Carroll’s presentation was about shooting. It made sense. He was coming off a 2006-07 campaign with the Charlotte Bobcats in which he drilled 41.6 percent of his shots from three. Before he began to demonstrate the drill, Carroll somehow called me out of the crowd of 250 campers to help him perform the routine practice.
That made sense too. I was a budding eighth grader, one of the oldest kids at camp, and it was just a few months before I would be named co-captain of my middle school basketball team. I had just won the three-point shootout that morning, so the camp director—I can only remember his first name was Malcolm—recommended I have the once-in-a-life-time opportunity to practice my jumper with the Hatboro-Horsham High and Notre Dame product.
The drill was a standard youth basketball competition. Carroll stood on the left elbow as I stood on the right and we traded 15-foot jumpers. We both started at 0 points, with each made shot worth 1 point and each miss worth -1 point. We played until the first person reached 5 points or someone was winning by a 5-point margin. Unfortunately, Carroll protected his NBA ego and didn’t let himself lose to an usually hairy middle schooler.
Turns out, that’s not a once-in-a-lifetime opportunity. In fact, the Sixers might be able to practice their shooting with Carroll every day this season, reports Tom Moore of the Intelligencer.
Carroll, who recently retired, reportedly reached out to new Sixers head coach Brett Brown before the team’s training camp opened. Brown was kind enough to invite the 10-year NBA vet to help out.
"I’ve been enjoying it," Carroll told Moore during camp. "It’s been a great experience with the Sixers and having a chance to work with a lot of young players (including former Temple standout Khalif Wyatt) and learning from Brett and the rest of his coaching staff."
Carroll did not travel with the team to Europe for their two-game preseason trip, but he did tell Moore, "there’s a chance I could be back."
With an abundance of young players on the Sixers’ preseason roster that have been labeled "Guys That Could Be Great If They Can Find Just A Semblance Of A Jumper," Carroll would be an excellent addition to Brown’s motley staff of player developers—even if he's simply just a part-time consultant to the team's young guys, as a source suggested to Liberty Ballers.

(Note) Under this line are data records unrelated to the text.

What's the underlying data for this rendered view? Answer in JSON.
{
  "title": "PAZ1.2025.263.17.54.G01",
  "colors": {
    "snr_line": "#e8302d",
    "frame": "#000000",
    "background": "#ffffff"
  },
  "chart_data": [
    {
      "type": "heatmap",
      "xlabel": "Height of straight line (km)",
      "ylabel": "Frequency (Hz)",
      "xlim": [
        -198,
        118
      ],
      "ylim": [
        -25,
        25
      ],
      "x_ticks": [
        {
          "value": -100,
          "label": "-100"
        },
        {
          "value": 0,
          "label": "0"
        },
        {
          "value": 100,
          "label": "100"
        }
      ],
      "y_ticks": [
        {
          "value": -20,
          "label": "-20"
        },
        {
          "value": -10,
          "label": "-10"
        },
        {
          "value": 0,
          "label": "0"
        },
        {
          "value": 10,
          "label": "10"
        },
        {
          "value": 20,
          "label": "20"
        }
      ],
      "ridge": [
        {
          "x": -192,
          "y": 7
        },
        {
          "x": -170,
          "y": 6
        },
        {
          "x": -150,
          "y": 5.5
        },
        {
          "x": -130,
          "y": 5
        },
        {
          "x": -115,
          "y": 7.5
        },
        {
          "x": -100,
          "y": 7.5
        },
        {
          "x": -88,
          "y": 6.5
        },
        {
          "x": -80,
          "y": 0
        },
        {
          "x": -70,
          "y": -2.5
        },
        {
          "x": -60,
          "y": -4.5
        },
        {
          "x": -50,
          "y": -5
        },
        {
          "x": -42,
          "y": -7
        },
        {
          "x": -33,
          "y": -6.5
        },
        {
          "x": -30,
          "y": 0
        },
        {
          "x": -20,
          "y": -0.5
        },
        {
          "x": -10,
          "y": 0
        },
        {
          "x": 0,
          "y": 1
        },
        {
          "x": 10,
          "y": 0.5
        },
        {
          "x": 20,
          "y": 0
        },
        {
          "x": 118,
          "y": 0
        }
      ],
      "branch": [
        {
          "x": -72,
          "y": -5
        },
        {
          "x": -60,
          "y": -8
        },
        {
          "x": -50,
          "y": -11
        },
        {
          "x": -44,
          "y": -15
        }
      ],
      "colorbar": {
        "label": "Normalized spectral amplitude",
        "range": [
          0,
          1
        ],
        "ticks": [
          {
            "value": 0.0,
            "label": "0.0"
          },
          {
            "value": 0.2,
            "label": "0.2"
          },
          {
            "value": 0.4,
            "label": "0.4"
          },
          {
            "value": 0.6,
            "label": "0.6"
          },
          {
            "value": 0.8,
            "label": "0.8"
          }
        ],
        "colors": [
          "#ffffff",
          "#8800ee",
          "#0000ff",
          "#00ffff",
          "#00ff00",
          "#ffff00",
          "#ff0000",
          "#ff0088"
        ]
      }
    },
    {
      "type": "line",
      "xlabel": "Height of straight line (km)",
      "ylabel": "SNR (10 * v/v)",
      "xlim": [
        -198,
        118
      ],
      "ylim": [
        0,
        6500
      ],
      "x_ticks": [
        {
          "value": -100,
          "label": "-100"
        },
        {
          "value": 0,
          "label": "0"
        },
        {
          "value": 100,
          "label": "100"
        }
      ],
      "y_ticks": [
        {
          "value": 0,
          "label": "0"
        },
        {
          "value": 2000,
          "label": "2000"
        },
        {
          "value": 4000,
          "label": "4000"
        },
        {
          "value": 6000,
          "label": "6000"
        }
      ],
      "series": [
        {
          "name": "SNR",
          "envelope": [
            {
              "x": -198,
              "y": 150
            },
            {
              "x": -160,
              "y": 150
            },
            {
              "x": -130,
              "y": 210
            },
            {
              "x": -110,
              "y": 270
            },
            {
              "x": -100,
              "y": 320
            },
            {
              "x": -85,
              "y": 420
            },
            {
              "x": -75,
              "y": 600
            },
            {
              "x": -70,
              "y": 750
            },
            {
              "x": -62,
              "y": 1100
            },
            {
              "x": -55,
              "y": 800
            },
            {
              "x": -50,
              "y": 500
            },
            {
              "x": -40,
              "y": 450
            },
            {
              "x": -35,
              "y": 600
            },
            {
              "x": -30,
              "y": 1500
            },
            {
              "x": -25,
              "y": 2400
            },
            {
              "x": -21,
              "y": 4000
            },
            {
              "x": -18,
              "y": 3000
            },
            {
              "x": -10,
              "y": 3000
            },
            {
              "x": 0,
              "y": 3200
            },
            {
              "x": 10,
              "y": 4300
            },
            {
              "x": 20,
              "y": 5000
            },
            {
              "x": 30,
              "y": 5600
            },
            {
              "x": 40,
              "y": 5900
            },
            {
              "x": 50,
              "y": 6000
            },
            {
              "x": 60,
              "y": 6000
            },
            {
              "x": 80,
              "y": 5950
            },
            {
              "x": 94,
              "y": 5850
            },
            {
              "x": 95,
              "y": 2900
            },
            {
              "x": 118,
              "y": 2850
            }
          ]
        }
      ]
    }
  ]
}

Brown knows what dividends could come for an NBA team with a shooting specialist on its coaching staff. In San Antonio, Chip Engelland, who’s been with the club since 2005-06, has been heralded as the man to vastly improve the strokes of Tony Parker and Kawhi Leonard. Legend has it Grant Hill also sought out the sage shot doctor.
Could Carroll be the Engelland to the Sixers’ Spurs?
From personal experience, I can say the career-38.4 percent three-point shooter knows how to teach the skill pretty damn well.